Serves 10-12
15 Ounces Garbanzo Beans, rinsed and drained
15 Ounces Red Kidney Beans, rinsed and drained
15 Ounces Black Beans, rinsed and drained
1 Each Green Bell Pepper, seeded and chopped
1 Small Jalapeno Pepper, seeded and finely chopped
14 Ounces Corn Niblets, drained
1 Each Red Onion, sliced
2 Cups Grape Tomatoes
DRESSING
1/2 Cup Vegetable Oil
1/2 Cup Red Wine Vinegar
2 Tablespoons Fresh Lime Juice
1 Clove Garlic, minced
1 Teaspoon Cumin
2 Tablespoons Chili Powder
1/4 Cup Cilantro, finely chopped
1 Teaspoon Seasoned Salt
1/2 Teaspoon Fresh Ground Black Pepper
Tabasco Sauce, to taste
- In a large glass bowl combine the beans, bell pepper, jalapeno pepper, corn and onions.

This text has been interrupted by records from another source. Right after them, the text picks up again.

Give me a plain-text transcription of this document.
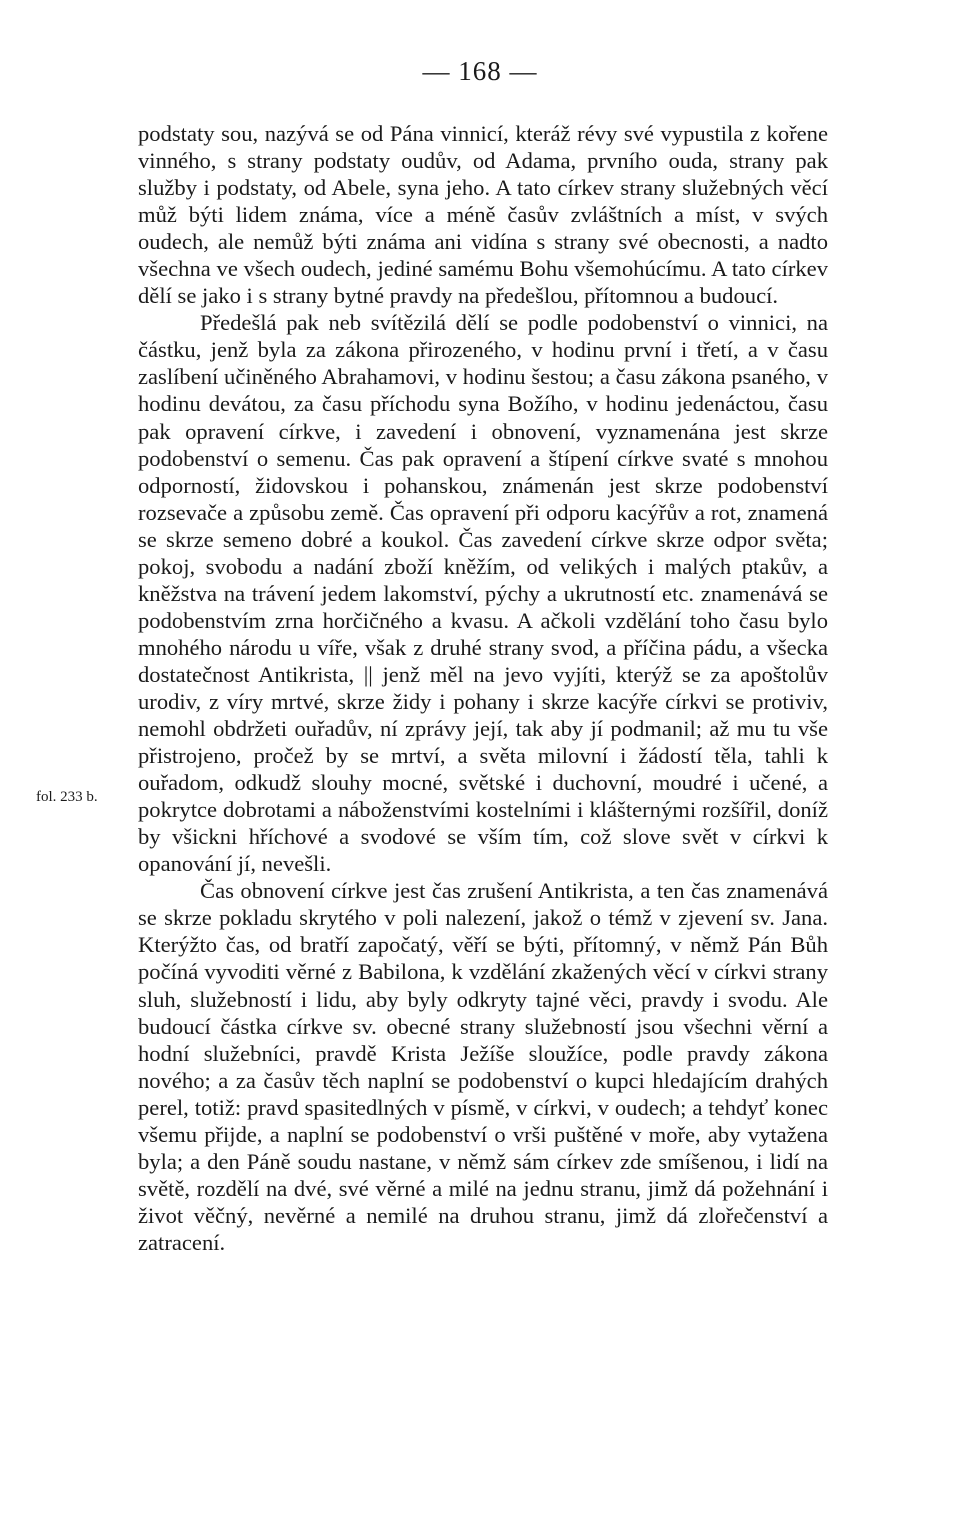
— 168 —
fol. 233 b.

podstaty sou, nazývá se od Pána vinnicí, kteráž révy své vypustila z kořene vinného, s strany podstaty oudův, od Adama, prvního ouda, strany pak služby i podstaty, od Abele, syna jeho. A tato církev strany služebných věcí můž býti lidem známa, více a méně časův zvláštních a míst, v svých oudech, ale nemůž býti známa ani vidína s strany své obecnosti, a nadto všechna ve všech oudech, jediné samému Bohu všemohúcímu. A tato církev dělí se jako i s strany bytné pravdy na předešlou, přítomnou a budoucí.

Předešlá pak neb svítězilá dělí se podle podobenství o vinnici, na částku, jenž byla za zákona přirozeného, v hodinu první i třetí, a v času zaslíbení učiněného Abrahamovi, v hodinu šestou; a času zákona psaného, v hodinu devátou, za času příchodu syna Božího, v hodinu jedenáctou, času pak opravení církve, i zavedení i obnovení, vyznamenána jest skrze podobenství o semenu. Čas pak opravení a štípení církve svaté s mnohou odporností, židovskou i pohanskou, známenán jest skrze podobenství rozsevače a způsobu země. Čas opravení při odporu kacýřův a rot, znamená se skrze semeno dobré a koukol. Čas zavedení církve skrze odpor světa; pokoj, svobodu a nadání zboží kněžím, od velikých i malých ptakův, a kněžstva na trávení jedem lakomství, pýchy a ukrutností etc. znamenává se podobenstvím zrna horčičného a kvasu. A ačkoli vzdělání toho času bylo mnohého národu u víře, však z druhé strany svod, a příčina pádu, a všecka dostatečnost Antikrista, || jenž měl na jevo vyjíti, kterýž se za apoštolův urodiv, z víry mrtvé, skrze židy i pohany i skrze kacýře církvi se protiviv, nemohl obdržeti ouřadův, ní zprávy její, tak aby jí podmanil; až mu tu vše přistrojeno, pročež by se mrtví, a světa milovní i žádostí těla, tahli k ouřadom, odkudž slouhy mocné, světské i duchovní, moudré i učené, a pokrytce dobrotami a náboženstvími kostelními i klášternými rozšířil, doníž by všickni hříchové a svodové se vším tím, což slove svět v církvi k opanování jí, nevešli.

Čas obnovení církve jest čas zrušení Antikrista, a ten čas znamenává se skrze pokladu skrytého v poli nalezení, jakož o témž v zjevení sv. Jana. Kterýžto čas, od bratří započatý, věří se býti, přítomný, v němž Pán Bůh počíná vyvoditi věrné z Babilona, k vzdělání zkažených věcí v církvi strany sluh, služebností i lidu, aby byly odkryty tajné věci, pravdy i svodu. Ale budoucí částka církve sv. obecné strany služebností jsou všechni věrní a hodní služebníci, pravdě Krista Ježíše sloužíce, podle pravdy zákona nového; a za časův těch naplní se podobenství o kupci hledajícím drahých perel, totiž: pravd spasitedlných v písmě, v církvi, v oudech; a tehdyť konec všemu přijde, a naplní se podobenství o vrši puštěné v moře, aby vytažena byla; a den Páně soudu nastane, v němž sám církev zde smíšenou, i lidí na světě, rozdělí na dvé, své věrné a milé na jednu stranu, jimž dá požehnání i život věčný, nevěrné a nemilé na druhou stranu, jimž dá zlořečenství a zatracení.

- For the dressing; in a bowl whisk together all dressing ingredients until combined adjusting the Tabasco sauce to taste.
- Pour the dressing over then toss to combine.
- Season with more salt and pepper if needed.
- Cover and chill for 24 hours.
- Just before serving mix in the grape tomatoes.
Lucy, I have a recipe that is similar and I put lots of cilantro in it and a little sugar in the dressing. Kirby loves it that way. I just love any bean salad!